Ongefundeerd rijverbod bij chronisch gebruik van opioïden

W.J.
Meijler

Groningen, november 2000,

In de ‘Regeling eisen geschiktheid’ uit 1996 staat geschreven, dat ‘personen die behandeld worden met morfinepreparaten ongeschikt zijn voor het besturen van een motorrijtuig’. Strikt gesproken is methadon geen morfinepreparaat, omdat de chemische structuur anders is. De farmacologische eigenschappen zijn echter overeenkomstig. Vanwege deze verwarring wordt tegenwoordig de term ‘opioïden’ gebruikt. Er kan van uitgegaan worden dat de wetgever het gebruik van opioïden bedoeld heeft en in dat geval valt methadon dus onder de genoemde wetgeving.

Er is onderzoek naar de rijvaardigheid bij chronische methadongebruikers gedaan, waarbij aangetoond is dat er geen aantoonbare invloed is, hetgeen in tegenstelling is tot de situatie bij gebruik van alcohol of tranquillizers.1

Desondanks moet geconstateerd worden dat methadoncliënten geen motorrijtuig mogen besturen. In juridische zin zijn artsen genoodzaakt om hun patiënten daarop te wijzen.
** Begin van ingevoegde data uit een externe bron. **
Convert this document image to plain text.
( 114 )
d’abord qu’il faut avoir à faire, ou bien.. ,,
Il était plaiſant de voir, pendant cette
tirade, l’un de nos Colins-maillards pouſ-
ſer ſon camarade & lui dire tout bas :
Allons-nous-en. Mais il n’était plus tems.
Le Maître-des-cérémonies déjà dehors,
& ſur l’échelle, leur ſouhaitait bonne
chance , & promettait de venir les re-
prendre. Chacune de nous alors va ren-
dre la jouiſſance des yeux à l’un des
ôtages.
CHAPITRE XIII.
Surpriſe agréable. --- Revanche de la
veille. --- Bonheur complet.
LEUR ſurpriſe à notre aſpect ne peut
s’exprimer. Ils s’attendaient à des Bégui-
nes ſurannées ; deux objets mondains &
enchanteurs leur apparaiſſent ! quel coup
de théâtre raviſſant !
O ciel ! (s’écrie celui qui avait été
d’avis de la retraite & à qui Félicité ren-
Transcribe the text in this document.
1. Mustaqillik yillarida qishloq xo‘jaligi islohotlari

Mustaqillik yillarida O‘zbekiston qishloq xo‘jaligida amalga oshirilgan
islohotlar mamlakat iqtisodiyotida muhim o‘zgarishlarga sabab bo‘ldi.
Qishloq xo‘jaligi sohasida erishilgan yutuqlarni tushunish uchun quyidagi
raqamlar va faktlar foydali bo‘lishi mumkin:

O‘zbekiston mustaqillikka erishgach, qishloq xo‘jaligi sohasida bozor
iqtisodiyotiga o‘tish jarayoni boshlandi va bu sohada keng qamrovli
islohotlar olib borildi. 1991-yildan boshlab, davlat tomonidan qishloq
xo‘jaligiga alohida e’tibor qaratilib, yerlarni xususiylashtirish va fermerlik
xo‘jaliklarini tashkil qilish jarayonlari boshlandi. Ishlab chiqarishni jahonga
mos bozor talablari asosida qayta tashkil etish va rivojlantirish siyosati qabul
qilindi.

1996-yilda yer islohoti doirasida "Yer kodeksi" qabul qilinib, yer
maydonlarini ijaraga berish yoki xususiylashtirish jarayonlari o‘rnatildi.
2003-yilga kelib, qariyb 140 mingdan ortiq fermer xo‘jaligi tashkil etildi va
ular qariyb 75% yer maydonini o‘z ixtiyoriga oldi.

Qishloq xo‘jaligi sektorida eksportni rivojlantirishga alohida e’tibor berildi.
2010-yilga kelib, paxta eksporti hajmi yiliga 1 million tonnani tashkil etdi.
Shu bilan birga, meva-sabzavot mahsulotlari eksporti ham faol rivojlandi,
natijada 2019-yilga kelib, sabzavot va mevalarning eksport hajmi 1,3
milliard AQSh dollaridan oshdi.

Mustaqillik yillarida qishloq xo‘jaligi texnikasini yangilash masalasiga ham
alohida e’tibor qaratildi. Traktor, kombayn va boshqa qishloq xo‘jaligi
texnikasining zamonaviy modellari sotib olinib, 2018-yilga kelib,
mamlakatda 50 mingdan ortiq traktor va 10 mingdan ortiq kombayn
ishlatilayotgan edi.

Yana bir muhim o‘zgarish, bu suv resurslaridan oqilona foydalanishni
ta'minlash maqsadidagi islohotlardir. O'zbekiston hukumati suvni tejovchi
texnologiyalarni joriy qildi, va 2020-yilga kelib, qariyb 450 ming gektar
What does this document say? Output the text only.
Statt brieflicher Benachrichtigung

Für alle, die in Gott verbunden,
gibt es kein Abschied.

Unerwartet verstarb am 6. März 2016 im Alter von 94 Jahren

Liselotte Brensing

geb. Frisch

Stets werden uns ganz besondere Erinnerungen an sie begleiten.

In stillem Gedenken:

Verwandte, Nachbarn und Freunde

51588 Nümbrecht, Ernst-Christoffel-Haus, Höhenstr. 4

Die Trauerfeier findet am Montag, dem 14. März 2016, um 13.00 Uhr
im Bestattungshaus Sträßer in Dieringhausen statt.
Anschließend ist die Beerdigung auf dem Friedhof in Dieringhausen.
Ook voor resocialisatieprogramma's van methadongebruikers heeft deze wetgeving verregaande consequenties, terwijl er onvoldoende wetenschappelijke argumenten aan ten grondslag liggen. Desgevraagd was een woordvoerder van het Centraal Bureau Rijvaardigheidsbewijzen het hiermee eens. De wetgeving biedt echter geen enkele ruimte.

W.J. Meijler
Literatuur
  1. Chesher G, Lemon J, Gomel M, Murphy G. Are driving-related skills of clients in a methadone maintainance programme affected by methadone? In: Kloeden CN, McLean AJ, editors. Alcohol, drugs and traffic safety. Adelaide: International council on alcohol, drugs and traffic safety; 1995.